C’était pourtant la grande promesse que nous communiquait Nintendo à quelques semaines de la sortie de son jeu : la capacité à combiner à volonté et de « laisser vraiment la main au joueur »... Or le problème, c’est qu’en ce qui me concerne, cette « main laissée » franchement, je m’en serais bien passée.
Avant, dans Breath of the Wild, on trouvait des armes et on devait réfléchir à la manière la plus efficiente de les utiliser. Dans ce Tears of the Kingdom, on continue de trouver des armes mais, dans certains cas, il faudra prendre la peine de fabriquer celles dont on aura besoin.
Même chose en ce qui concerne les épreuves de sanctuaires ou de donjons. Avant, dans Breath of the Wild, un mécanisme était là et devait être activé convenablement pour résoudre l’épreuve. Maintenant, dans Tears of the Kingdom, il y a toujours les mêmes mécanismes, mais c’est juste que maintenant il faut parfois les construire avant de les résoudre.
Ça pourrait être sympa s’il y avait une vraie marge de créativité laissée là-dedans. Mais, en ce qui concerne, j’avoue que cette marge, je peine à la trouver ou – pour être plus exact – je peine à en voir l’intérêt.

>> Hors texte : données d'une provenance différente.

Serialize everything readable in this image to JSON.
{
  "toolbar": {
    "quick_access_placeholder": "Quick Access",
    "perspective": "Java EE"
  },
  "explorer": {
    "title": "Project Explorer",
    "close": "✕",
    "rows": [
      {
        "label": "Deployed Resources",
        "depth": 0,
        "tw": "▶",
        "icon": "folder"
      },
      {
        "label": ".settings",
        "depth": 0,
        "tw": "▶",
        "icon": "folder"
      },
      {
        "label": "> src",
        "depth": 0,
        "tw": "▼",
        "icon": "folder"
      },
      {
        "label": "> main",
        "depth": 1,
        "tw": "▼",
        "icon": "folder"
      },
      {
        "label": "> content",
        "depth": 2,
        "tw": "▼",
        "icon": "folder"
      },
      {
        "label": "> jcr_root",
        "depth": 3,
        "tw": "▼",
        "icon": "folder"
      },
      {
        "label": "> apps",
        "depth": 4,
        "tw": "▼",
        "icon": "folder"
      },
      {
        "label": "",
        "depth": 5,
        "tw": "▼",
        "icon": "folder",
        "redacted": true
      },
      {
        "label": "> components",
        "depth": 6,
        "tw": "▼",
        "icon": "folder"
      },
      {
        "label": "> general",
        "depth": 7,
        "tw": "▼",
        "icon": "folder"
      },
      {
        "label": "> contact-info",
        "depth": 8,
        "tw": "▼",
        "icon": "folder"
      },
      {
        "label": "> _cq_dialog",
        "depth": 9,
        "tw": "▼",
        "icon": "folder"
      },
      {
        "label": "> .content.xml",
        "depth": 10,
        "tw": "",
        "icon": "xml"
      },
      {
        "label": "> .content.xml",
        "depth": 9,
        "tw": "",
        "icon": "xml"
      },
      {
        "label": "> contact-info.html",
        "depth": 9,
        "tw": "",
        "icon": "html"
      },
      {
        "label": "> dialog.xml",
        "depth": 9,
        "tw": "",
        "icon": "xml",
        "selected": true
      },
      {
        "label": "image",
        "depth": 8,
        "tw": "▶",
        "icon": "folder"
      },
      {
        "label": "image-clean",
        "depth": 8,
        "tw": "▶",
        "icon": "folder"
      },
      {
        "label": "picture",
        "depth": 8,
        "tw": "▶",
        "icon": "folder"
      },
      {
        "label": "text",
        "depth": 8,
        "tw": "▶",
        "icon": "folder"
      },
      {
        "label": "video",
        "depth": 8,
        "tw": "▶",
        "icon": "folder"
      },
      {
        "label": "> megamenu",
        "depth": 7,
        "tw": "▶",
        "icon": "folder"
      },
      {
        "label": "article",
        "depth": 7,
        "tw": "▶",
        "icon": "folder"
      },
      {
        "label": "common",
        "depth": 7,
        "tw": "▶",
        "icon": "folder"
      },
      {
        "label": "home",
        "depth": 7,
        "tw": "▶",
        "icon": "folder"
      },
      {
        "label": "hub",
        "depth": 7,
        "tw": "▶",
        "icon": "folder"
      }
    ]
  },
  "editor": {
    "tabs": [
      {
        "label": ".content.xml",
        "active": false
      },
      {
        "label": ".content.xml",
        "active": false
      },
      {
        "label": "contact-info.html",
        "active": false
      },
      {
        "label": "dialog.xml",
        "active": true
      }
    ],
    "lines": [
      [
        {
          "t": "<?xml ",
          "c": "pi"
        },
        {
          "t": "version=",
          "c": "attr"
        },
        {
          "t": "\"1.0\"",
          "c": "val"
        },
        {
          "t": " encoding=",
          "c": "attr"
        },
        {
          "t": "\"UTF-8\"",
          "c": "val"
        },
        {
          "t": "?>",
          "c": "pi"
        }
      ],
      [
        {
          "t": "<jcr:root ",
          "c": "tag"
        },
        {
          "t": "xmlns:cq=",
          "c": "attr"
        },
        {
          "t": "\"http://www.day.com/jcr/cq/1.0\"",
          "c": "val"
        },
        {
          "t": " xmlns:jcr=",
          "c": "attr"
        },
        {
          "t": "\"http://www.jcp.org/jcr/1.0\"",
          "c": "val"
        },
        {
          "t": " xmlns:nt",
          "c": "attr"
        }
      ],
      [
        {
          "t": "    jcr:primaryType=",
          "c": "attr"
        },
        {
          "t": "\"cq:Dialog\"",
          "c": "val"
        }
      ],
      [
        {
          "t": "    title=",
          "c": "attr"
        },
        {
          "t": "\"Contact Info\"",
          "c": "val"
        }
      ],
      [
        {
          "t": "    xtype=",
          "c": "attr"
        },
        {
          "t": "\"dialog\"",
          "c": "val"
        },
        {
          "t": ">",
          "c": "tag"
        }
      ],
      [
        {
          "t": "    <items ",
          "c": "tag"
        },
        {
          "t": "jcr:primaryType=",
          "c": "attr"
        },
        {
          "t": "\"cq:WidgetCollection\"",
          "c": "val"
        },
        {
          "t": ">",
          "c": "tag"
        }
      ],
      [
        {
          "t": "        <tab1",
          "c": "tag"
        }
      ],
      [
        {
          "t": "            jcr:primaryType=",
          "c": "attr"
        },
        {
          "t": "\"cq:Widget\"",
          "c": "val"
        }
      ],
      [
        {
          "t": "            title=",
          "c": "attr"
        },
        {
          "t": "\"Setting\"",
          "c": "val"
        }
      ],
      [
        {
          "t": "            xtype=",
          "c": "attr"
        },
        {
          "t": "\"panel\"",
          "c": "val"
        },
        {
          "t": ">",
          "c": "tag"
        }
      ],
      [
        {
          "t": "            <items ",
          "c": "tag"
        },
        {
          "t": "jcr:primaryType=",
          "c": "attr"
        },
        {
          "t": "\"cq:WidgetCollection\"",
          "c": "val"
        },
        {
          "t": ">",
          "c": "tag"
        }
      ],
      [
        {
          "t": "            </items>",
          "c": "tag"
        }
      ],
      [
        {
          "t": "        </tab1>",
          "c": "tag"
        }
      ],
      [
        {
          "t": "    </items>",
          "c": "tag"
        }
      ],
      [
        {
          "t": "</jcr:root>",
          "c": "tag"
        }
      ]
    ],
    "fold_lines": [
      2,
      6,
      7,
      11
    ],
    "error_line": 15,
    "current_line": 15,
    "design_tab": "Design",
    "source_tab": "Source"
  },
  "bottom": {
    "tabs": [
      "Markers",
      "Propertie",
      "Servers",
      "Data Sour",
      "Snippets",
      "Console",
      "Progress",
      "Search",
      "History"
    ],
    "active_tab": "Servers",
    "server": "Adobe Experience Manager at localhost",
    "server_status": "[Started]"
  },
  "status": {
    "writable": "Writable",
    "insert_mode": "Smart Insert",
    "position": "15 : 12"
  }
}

Parce qu’au bout du compte, puisqu’on tombe plus ou moins sur les mêmes ennemis, les mêmes obstacles, les mêmes logiques de jeu que dans Breath of the Wild, la tentation première d’un joueur – en tout cas ça a été la mienne – c’est de ne pas s’emmerder avec ces nouveautés et de la jouer à l’ancienne. Et à partir du moment où ça marche et que rien ne vient nous obliger à sortir de notre zone de confort, eh bah la marge de liberté laissée par le jeu elle semble là juste pour faire joli ; juste pour celles et ceux qui ont envie de se prendre le chou inutilement.


Parce que moi ça m’a franchement pris le chou de fabriquer des trucs… Et qu’on s’entende bien tout de suite : je ne suis pas de ces joueurs qui se plaignent de la fabrication de trucs dans ce Tears of the Kingdom parce qu’en général ils n’aiment pas fabriquer des trucs dans un jeu. Par exemple, Minecraft, moi j’ai adoré, et j’ai notamment adoré pour cet aspect-là. Mais là, dans ce jeu-là, en ce qui me concerne, ça ne passe juste pas. Et si ça ne passe pas, c’est clairement pour deux raisons.


La première raison, c’est qu’à l’usage, ces outils de fabrication, ils sont quand même sacrément pénibles d’utilisation.


Entre la rigidité des commandes et le caractère très contre-intuitif du système de rotation d’objets du côté d’ Emprise et de l’autre la nécessité qu’impose Amalgame de sortir d’abord les objets qu’on veut fusionner puis de les poser au sol avant de les assembler, on se retrouve avec des tâches qui se révèlent bien trop longues et fastidieuses à exécuter par rapport au bénéfice qu’elles apportent vraiment pour que ça nous donne envie de solliciter régulièrement ces fonctionnalités.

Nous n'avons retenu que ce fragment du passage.